China Watch Blog has learnt that Zhejiang Province in eastern China will issue 8 billion yuan (US$1.25 billion) worth of bonds to fund infrastructure this year, as part of the central government’s trial programme to allow local governments to sell bonds directly.
The issuance, consisting of 50-percent three-year bonds and 50 percent five-year bonds, has been ratified by the central government, according to the provincial government, the People’s Daily reported.
The money will be used to fund city-level and county-level infrastructure projects that are under construction, especially low-income housing projects, said Qian Juyan, head of the Zhejiang Provincial Department of Finance. New projects will be strictly controlled from getting the fund.
It is unclear when exactly the government will issue the bonds. However, it is a beginning of a shift in how local government’s projects are financed.
According to China’s budget law, local governments are prohibited from issuing bonds on their own. But they set up special investment platforms to raise fund. In 2009, the Ministry of Finance introduced a program that it issued bonds on behalf of local governments.
Qian said the finance ministry has selected two provinces and a municipality to participate in the trial in order to explore new financing channels for local governments.
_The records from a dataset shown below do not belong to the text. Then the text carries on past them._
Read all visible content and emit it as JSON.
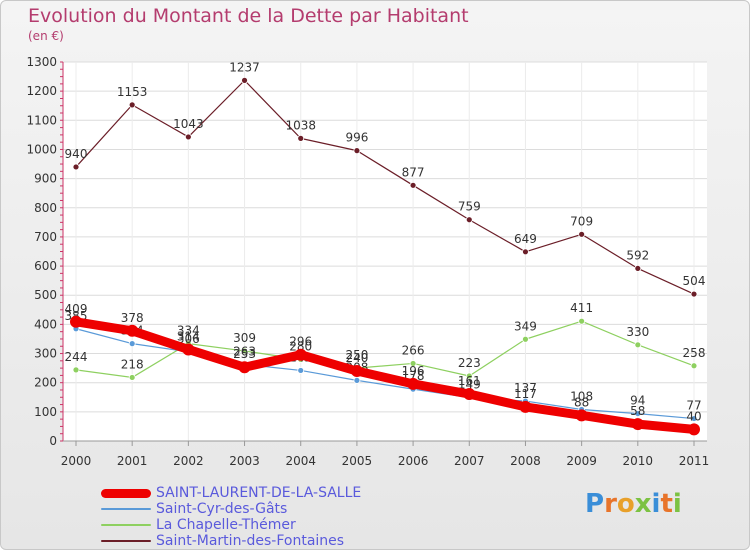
{
  "title": "Evolution du Montant de la Dette par Habitant",
  "unit_label": "(en €)",
  "logo": {
    "letters": [
      "P",
      "r",
      "o",
      "x",
      "i",
      "t",
      "i"
    ],
    "colors": [
      "#3a8ed8",
      "#e8742a",
      "#e8a02a",
      "#7cc242",
      "#3a8ed8",
      "#e8742a",
      "#7cc242"
    ]
  },
  "chart_data": {
    "type": "line",
    "title": "Evolution du Montant de la Dette par Habitant",
    "ylabel": "(en €)",
    "xlabel": "",
    "x": [
      "2000",
      "2001",
      "2002",
      "2003",
      "2004",
      "2005",
      "2006",
      "2007",
      "2008",
      "2009",
      "2010",
      "2011"
    ],
    "ylim": [
      0,
      1300
    ],
    "yticks": [
      0,
      100,
      200,
      300,
      400,
      500,
      600,
      700,
      800,
      900,
      1000,
      1100,
      1200,
      1300
    ],
    "grid": true,
    "legend_position": "bottom-left",
    "series": [
      {
        "name": "Saint-Martin-des-Fontaines",
        "color": "#6b1e28",
        "values": [
          940,
          1153,
          1043,
          1237,
          1038,
          996,
          877,
          759,
          649,
          709,
          592,
          504
        ],
        "width": 1.2,
        "marker": 3
      },
      {
        "name": "La Chapelle-Thémer",
        "color": "#8ed060",
        "values": [
          244,
          218,
          334,
          309,
          280,
          250,
          266,
          223,
          349,
          411,
          330,
          258
        ],
        "width": 1.2,
        "marker": 3
      },
      {
        "name": "Saint-Cyr-des-Gâts",
        "color": "#5a9ad8",
        "values": [
          385,
          334,
          306,
          263,
          242,
          208,
          178,
          149,
          137,
          108,
          94,
          77
        ],
        "width": 1.2,
        "marker": 3
      },
      {
        "name": "SAINT-LAURENT-DE-LA-SALLE",
        "color": "#ee0000",
        "values": [
          409,
          378,
          314,
          253,
          296,
          240,
          196,
          161,
          117,
          88,
          58,
          40
        ],
        "width": 9,
        "marker": 6
      }
    ]
  }
}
The move came amid increased concerns that the pile-up of local debt under the investment vehicles faces risks of default after local authorities borrowed heavily to help finance China’s four-trillion yuan stimulus package amid the global financial crisis since 2008.
According to the National Audit Office, the debts of local governments stood at a little more than 10.7 trillion yuan (about US$1.67 billion) at the end of last year.
The central government has reiterated orders to clean up local debt and regulate local borrowing, and urged banks to refrain from providing loans to local governments for unapproved projects and vehicles to prevent debt increases.